The newly published 2017 Technical Regulations for the FIA World Endurance Championship include a number of waivers clearly designed to incentivise an early entry from additional factory teams to the Championship.
With the exit of Audi from the championship a high priority has been allocated to fast-tracking a third factory team in to bolster both the competitive, and no doubt the commercial aspects too, of the WEC.
Peugeot Sport are amongst a very small group of potential takers, the French manufacturer publicly stating that the high cost of LMP1 competition stands between them and a future entry with BMW too having looked closely at the category, an earlier proposal to their board rejected, and a future entry seemingly dependent on an expansion of the Technical regulations to additional technologies.
The 2017 regulatory package seems designed to achieve a technical ‘kick start’ over the first two seasons as well as to help, in part, with cost reduction has now been produced – the regulations subject to approval by the FIA World Motorsport council.
For a new entrant in the Manufacturer’s World Endurance Championship (LMP1 Hybrid), a manufacturer should compile a complete dossier stipulating that it did not benefit from any data from any of the LMP1 Hybrid manufacturers having competed in previous WEC seasons (up to 5 years preceding the first year of competition of the new entrant).
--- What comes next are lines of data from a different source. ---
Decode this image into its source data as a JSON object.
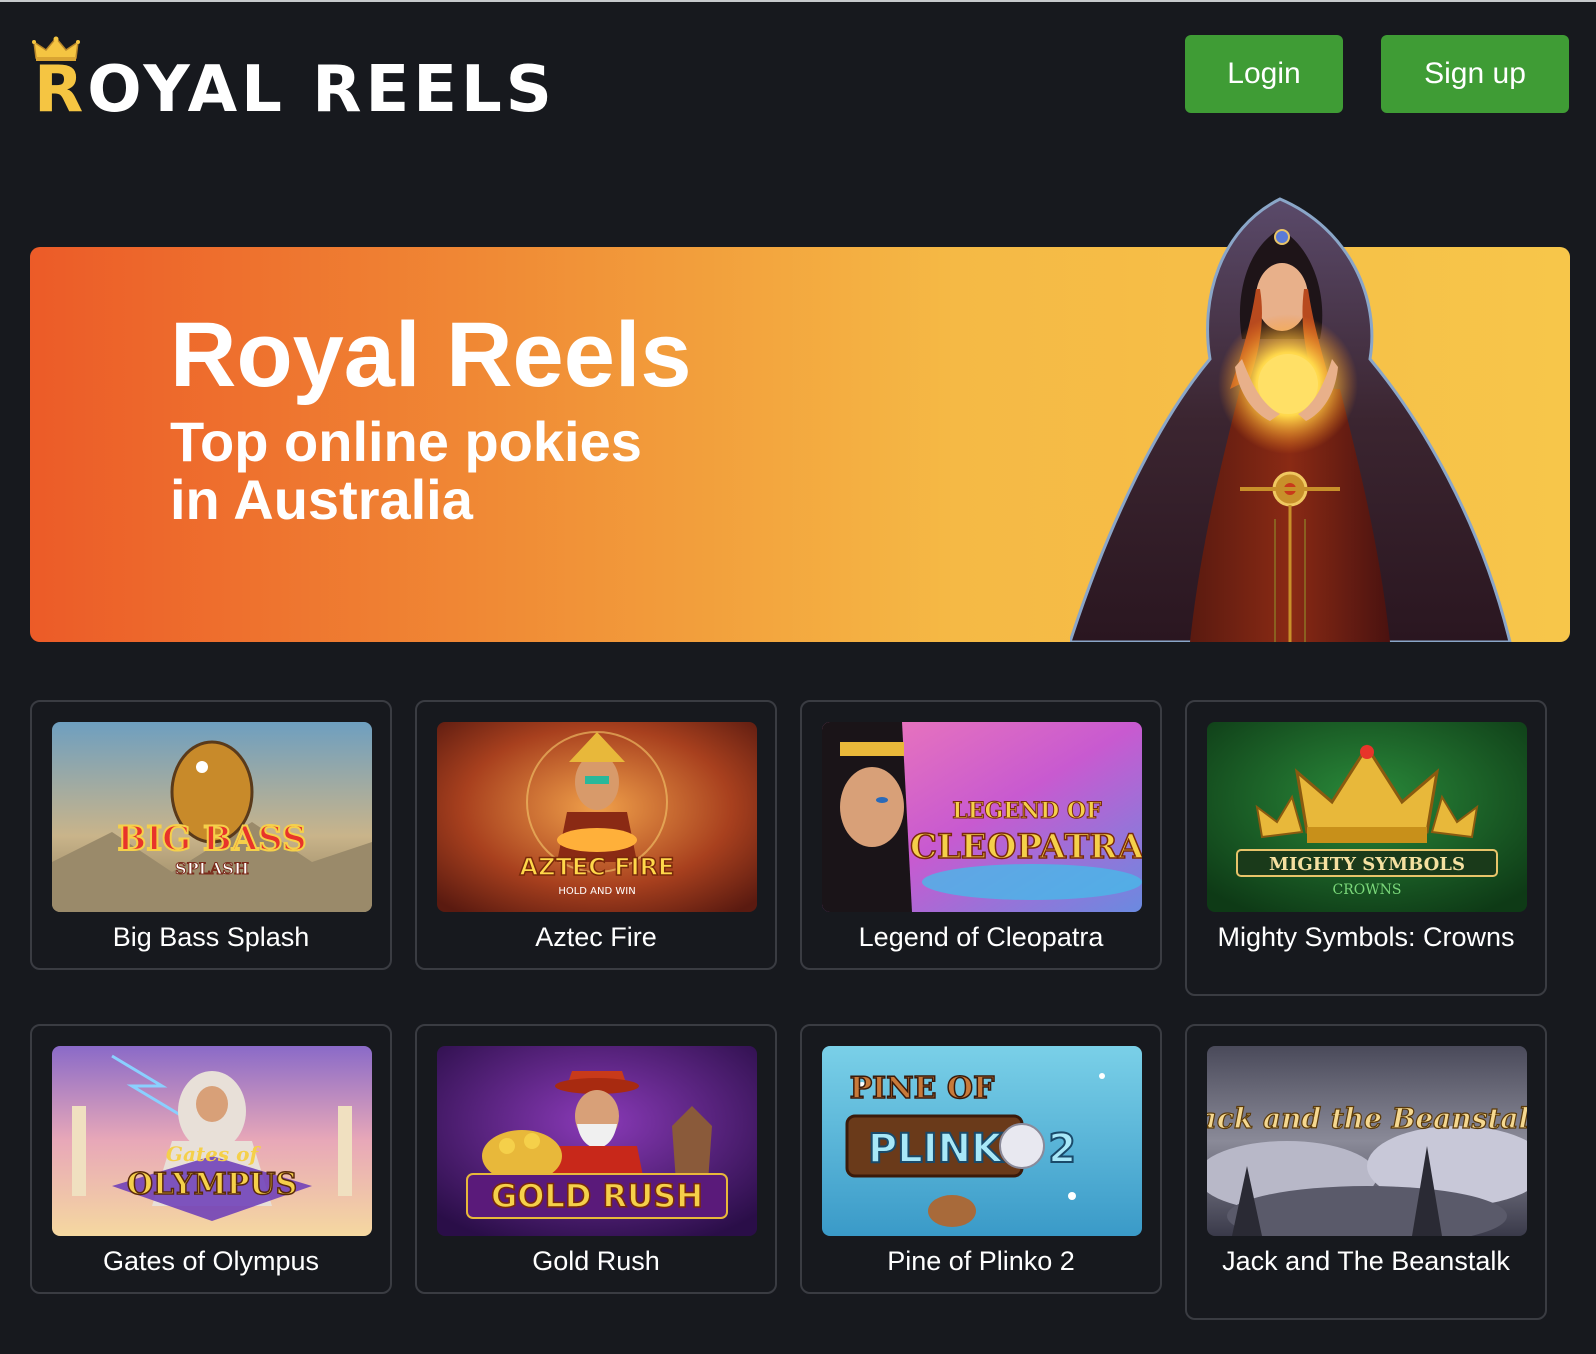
{
  "header": {
    "logo_text_first": "R",
    "logo_text_rest": "OYAL REELS",
    "login_label": "Login",
    "signup_label": "Sign up"
  },
  "hero": {
    "title": "Royal Reels",
    "subtitle_line1": "Top online pokies",
    "subtitle_line2": "in Australia"
  },
  "games": [
    {
      "title": "Big Bass Splash",
      "thumb_text": "BIG BASS",
      "thumb_sub": "SPLASH"
    },
    {
      "title": "Aztec Fire",
      "thumb_text": "AZTEC FIRE",
      "thumb_sub": "HOLD AND WIN"
    },
    {
      "title": "Legend of Cleopatra",
      "thumb_text": "LEGEND OF",
      "thumb_sub": "CLEOPATRA"
    },
    {
      "title": "Mighty Symbols: Crowns",
      "thumb_text": "MIGHTY SYMBOLS",
      "thumb_sub": "CROWNS"
    },
    {
      "title": "Gates of Olympus",
      "thumb_text": "Gates of",
      "thumb_sub": "OLYMPUS"
    },
    {
      "title": "Gold Rush",
      "thumb_text": "GOLD RUSH",
      "thumb_sub": ""
    },
    {
      "title": "Pine of Plinko 2",
      "thumb_text": "PINE OF",
      "thumb_sub": "PLINKO 2"
    },
    {
      "title": "Jack and The Beanstalk",
      "thumb_text": "Jack and the Beanstalk",
      "thumb_sub": ""
    }
  ],
  "colors": {
    "background": "#17191e",
    "button_green": "#3f9c35",
    "logo_gold": "#f5c542",
    "hero_start": "#ec5b28",
    "hero_end": "#f7c64a"
  }
}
This dossier will be reviewed by the Endurance Commission to evaluate if the manufacturer should benefit from those waivers.
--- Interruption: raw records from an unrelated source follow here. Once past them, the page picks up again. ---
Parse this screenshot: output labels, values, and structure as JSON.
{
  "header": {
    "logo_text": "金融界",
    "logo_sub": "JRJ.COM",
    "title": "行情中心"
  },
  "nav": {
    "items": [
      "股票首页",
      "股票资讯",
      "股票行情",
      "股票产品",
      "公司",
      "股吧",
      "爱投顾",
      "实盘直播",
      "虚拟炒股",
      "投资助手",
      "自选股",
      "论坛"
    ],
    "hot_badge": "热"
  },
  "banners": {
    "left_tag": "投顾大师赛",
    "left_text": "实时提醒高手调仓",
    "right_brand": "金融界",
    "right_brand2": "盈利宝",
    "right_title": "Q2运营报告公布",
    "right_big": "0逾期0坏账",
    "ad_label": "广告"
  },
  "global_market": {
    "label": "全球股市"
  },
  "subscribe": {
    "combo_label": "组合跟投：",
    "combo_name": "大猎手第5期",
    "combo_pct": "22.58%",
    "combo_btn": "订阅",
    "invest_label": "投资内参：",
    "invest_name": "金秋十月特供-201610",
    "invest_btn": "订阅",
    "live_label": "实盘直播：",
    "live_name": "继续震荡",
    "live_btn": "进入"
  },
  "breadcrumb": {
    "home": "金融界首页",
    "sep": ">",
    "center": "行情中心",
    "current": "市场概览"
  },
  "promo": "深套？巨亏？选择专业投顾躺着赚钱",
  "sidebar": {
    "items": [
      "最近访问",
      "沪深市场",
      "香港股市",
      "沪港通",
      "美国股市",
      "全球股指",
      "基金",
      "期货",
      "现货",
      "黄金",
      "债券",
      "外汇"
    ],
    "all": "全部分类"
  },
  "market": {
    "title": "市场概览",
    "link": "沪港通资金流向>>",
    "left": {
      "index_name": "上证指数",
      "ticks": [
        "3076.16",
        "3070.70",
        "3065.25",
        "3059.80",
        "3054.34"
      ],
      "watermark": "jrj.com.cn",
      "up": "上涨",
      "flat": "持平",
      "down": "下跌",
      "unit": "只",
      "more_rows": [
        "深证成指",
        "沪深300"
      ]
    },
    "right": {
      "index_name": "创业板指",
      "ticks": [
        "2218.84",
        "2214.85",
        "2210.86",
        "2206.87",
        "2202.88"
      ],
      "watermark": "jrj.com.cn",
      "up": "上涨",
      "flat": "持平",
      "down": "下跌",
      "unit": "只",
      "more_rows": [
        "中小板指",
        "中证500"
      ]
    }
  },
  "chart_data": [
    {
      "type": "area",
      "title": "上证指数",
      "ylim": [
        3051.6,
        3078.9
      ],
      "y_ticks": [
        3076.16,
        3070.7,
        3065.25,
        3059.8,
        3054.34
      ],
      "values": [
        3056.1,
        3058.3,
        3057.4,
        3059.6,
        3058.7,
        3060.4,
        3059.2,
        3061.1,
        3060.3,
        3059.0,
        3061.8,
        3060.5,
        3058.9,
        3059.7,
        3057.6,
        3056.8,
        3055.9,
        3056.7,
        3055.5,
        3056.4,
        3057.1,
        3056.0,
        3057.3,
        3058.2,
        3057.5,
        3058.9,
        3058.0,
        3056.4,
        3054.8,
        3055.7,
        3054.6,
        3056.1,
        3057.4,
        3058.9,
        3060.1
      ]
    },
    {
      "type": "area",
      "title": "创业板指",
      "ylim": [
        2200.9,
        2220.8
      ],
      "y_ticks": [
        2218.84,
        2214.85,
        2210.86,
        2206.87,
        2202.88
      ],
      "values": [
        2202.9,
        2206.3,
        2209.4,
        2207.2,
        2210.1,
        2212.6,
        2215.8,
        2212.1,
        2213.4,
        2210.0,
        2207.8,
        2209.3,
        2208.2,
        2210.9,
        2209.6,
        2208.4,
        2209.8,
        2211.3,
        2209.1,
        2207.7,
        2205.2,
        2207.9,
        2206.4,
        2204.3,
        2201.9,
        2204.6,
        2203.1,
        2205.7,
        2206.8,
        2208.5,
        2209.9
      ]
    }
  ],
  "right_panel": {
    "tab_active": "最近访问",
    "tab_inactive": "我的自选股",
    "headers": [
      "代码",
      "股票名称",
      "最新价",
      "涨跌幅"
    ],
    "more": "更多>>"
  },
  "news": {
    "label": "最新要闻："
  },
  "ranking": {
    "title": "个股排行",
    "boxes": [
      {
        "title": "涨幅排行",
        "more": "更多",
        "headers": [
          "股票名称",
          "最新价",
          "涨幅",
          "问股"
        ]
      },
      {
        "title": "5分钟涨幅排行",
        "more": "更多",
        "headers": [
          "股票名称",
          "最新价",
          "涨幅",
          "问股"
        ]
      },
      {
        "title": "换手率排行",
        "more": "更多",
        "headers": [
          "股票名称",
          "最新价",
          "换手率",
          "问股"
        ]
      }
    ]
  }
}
The waivers for the first year include the following:
– Specific allocation of fuel (energy per lap and/or maximum fuel flow) to reach 98% of the best in class ICE performance (The best in class ICE performance will be calculated based on the 24 Hours of Le Mans performance of the preceding year).
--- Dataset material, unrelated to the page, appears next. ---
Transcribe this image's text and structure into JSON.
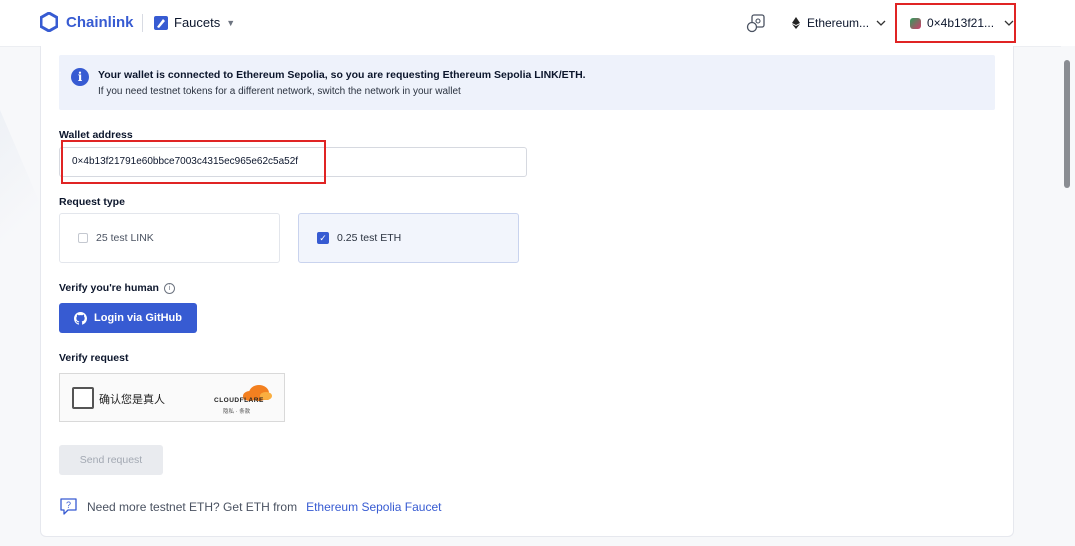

– One possible change of hybrid class during the first season.
– No limitation on the number of bodyworks.
– For the 6 hours races : maximum number of tyres increased to 24 for the qualifying and race.
– Limitation on wind tunnel hours increased to 150% of that imposed on the other manufacturers.
– No limitations on private testing.
For the second year, the new entrant may still be subject to technical waivers.
This will be reviewed by the Endurance Commission to assess whether the manufacturer should benefit from those waivers.
The waivers during the second year relate once more to the fuel allocation. The manufacturer may also change ERS (once) during the second year.